Tweet from @EmmanuelMacron
Também o primeiro-ministro francês classificou como “calamitosa” a retirada dos Estados Unidos do acordo sobre as alterações climáticas mas mostrou-se convencido de que muitas cidades norte-americanas vão manter ações contra o aquecimento global. “Há um grande número de autarcas dos Estados Unidos que vão continuar a querer a trabalhar connosco” disse hoje Édouard Philippe numa entrevista à estação de rádio RTL. Laurent Fabius, ex-ministro dos Negócios Estrangeiros francês que negociou o Acordo de Paris disse que a retirada dos Estados Unidos é um “grande erro” e uma “falta de vergonha”, numa entrevista ao canal France 2.
Já o governo espanhol, pela voz da ministra da Agricultura, Pesca, Alimentação e Ambiente, defendeu que o Acordo de Paris “não tem volta atrás nem é renegociável”. “A União Europeia vai continuar a liderar [a luta contra as Alterações Climáticas] a nível mundial e Espanha vai estar nesta liderança, abrangendo todas as áreas, a redução de emissões e a ajuda técnica e financeira aos países em vias de desenvolvimento para que possam implementar os compromissos, e o reforço de alianças com parceiros, empresas e com a sociedade no geral”, afirmou Isabel García Tejerina, em conferência de imprensa após reunião do Conselho de Ministros espanhol.
Os chefes de Estado de França, Alemanha e Itália emitiram mesmo um comunicado conjunto acerca da decisão: “Consideramos que o impulso gerado em Paris em dezembro de 2015 é irreversível, e acreditamos firmemente que o Acordo de Paris não pode ser renegociado porque é um instrumento vital para o nosso planeta, as nossas sociedades e as nossas economias”.
O Governo do Japão classificou de “lamentável” o anúncio do Presidente dos Estados Unidos, com o ministro do Ambiente, Koichi Yamamoto, a mostrar-se “dececionado” e “chateado” com o anúncio do Presidente norte-americano.
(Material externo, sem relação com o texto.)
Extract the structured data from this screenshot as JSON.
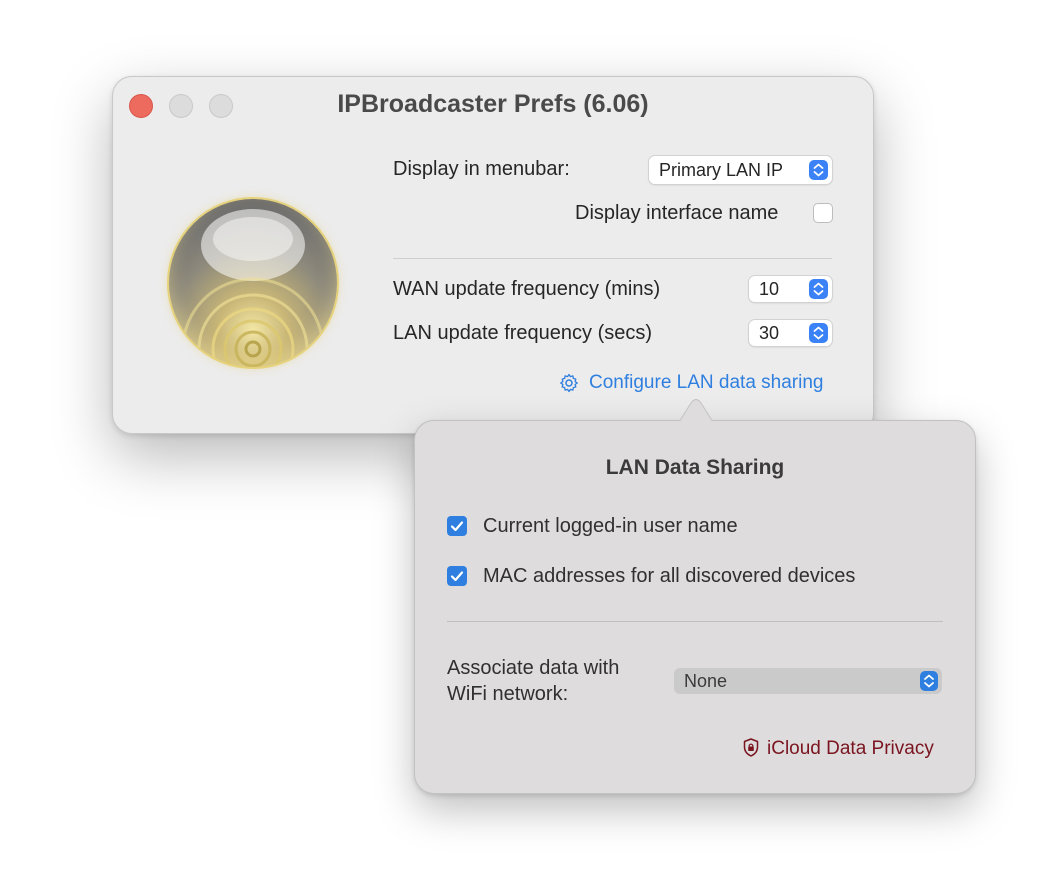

Yamamoto classificou-o de “contrário à inteligência da humanidade”, em conferência de imprensa.
A Rússia também já se pronunciou, referindo que não voltará atrás na sua participação no Acordo de Paris. “Já tomámos a decisão de participar, e não mudaremos de ideias”, disse o vice-primeiro-ministro russo Arkadi Dvorkovitch, citado pela agência noticiosa russa RIA. A China, outra das grandes potências e principais poluidoras, também se chegou à frente. À Agence France Presse, a porta-voz da diplomacia chinesa Hua Chunying disse: “Trata-se de uma responsabilidade que a China toma como grande país responsável, mas responde também às necessidades de desenvolvimento do país”, acrescentando que Pequim se compromete a cumprir as suas obrigações.
Também António Guterres, secretário-geral da ONU, defendeu hoje que a luta contra o aquecimento global não pode parar e apelou aos países para continuarem envolvidos no Acordo de Paris. “As alterações climáticas são inegáveis e uma das maiores ameaças para o mundo atualmente e para o futuro do nosso planeta. Não podemos parar a ação no que diz respeito ao clima e apelo aos países do mundo inteiro que mantenham o foco, que continuem empenhados nos acordos de Paris para benefício de todos nós”, afirmou o secretário-geral da ONU à margem do Fórum Internacional de São Petersburgo, na Rússia.
Dirigentes de empresas não ficam indiferentes
Os CEOs de várias empresas, em especial da área da tecnologia, reagiram rapidamente ao anúncio. Desde Elon Musk, dirigente da Tesla Motors e da Space X, que já tinha ameaçado sair do conselho de Trump se este saísse do acordo de Paris, até Tim Cook, da Apple, passando por Mark Zuckerberg, a revolta não se fez esperar.
Sundar Pichai, CEO da Google, escreveu no Twitter: “Desiludido com esta decisão, a Google vai continuar a trabalhar por um futuro mais limpo e mais próspero para todos”.
Tweet from @sundarpichai
O CEO da Apple, Tim Cook, fez uma declaração pública mas também enviou um email interno aos empregados da empresa, a que o Financial Times teve acesso, em que escreve: “Falei com o Presidente Trump na terça-feira e tentei persuadi-lo de que mantivesse os Estados Unidos no acordo. Mas não foi suficiente. Quero assegurar-vos de que os desenvolvimentos de hoje não terão qualquer impacto nos esforços da Apple para proteger o meio ambiente”.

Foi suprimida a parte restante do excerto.